Once identified, you use the off-the-shelf solution in your brain. Slightly tweaked for the current problem.

That's what people buy when they hire for experience.

>he'll start answering with something like, "There are four things I would..."

I've been know to start off replies like that. It's usually that the question is really long winded, so as they say it the issues start jumping out. Then you just kind of keep track of the count until they're done talking and give some space to answer. The hardest part is remembering all the points. If I was smarter I'd jot down a word or two to jog my memory.

Generally these are situations where I know a system really well and the other person does not. So they are saying something like, "why don't we try X", and I either already tried X and just need to list off all the ways in which it failed, or I thought about trying X before, but didn't because of all the ways I thought about it failing. Other times all the issues just seem really obvious, to the point that I can't believe they are talking without hearing the pitfalls.
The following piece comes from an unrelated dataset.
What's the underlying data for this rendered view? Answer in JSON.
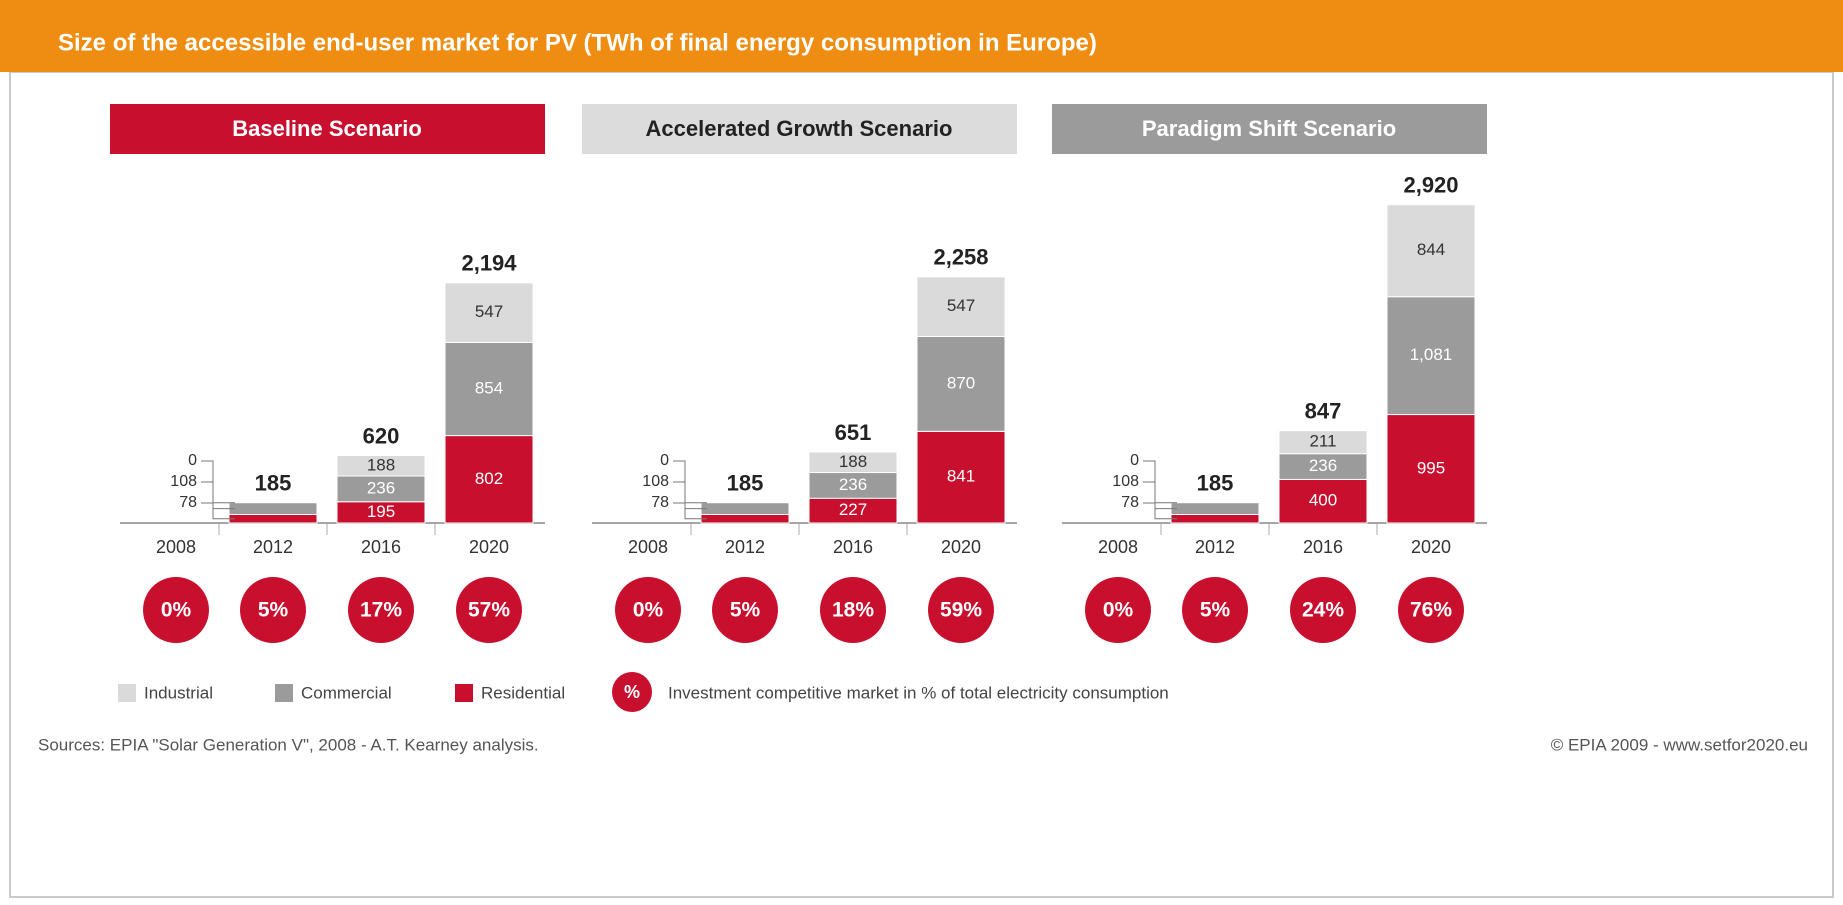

I may have been the one to post that the other day, I know I left that video in a comment. Another Jobs story on this topic... I saw an article recently with someone talking about how to debate/argue with Jobs. Sadly I can't remember who it was, some other CEO I think. He would go into meet with Jobs and bring up and issue and Jobs would do what you mentioned and give 5 reasons why his idea sucked. Because Jobs' mind worked so much faster than his (his words), he just had to take it and leave. He'd spend the next week thinking about it and formulating his reply. He walk in again and Jobs would respond back instantly. The guy would leave and take another week to come up with his reply... it would go back and forth like this. Eventually Jobs would either finally get his point and say, "oh, you're right", or he'd give up and just tell him to do whatever.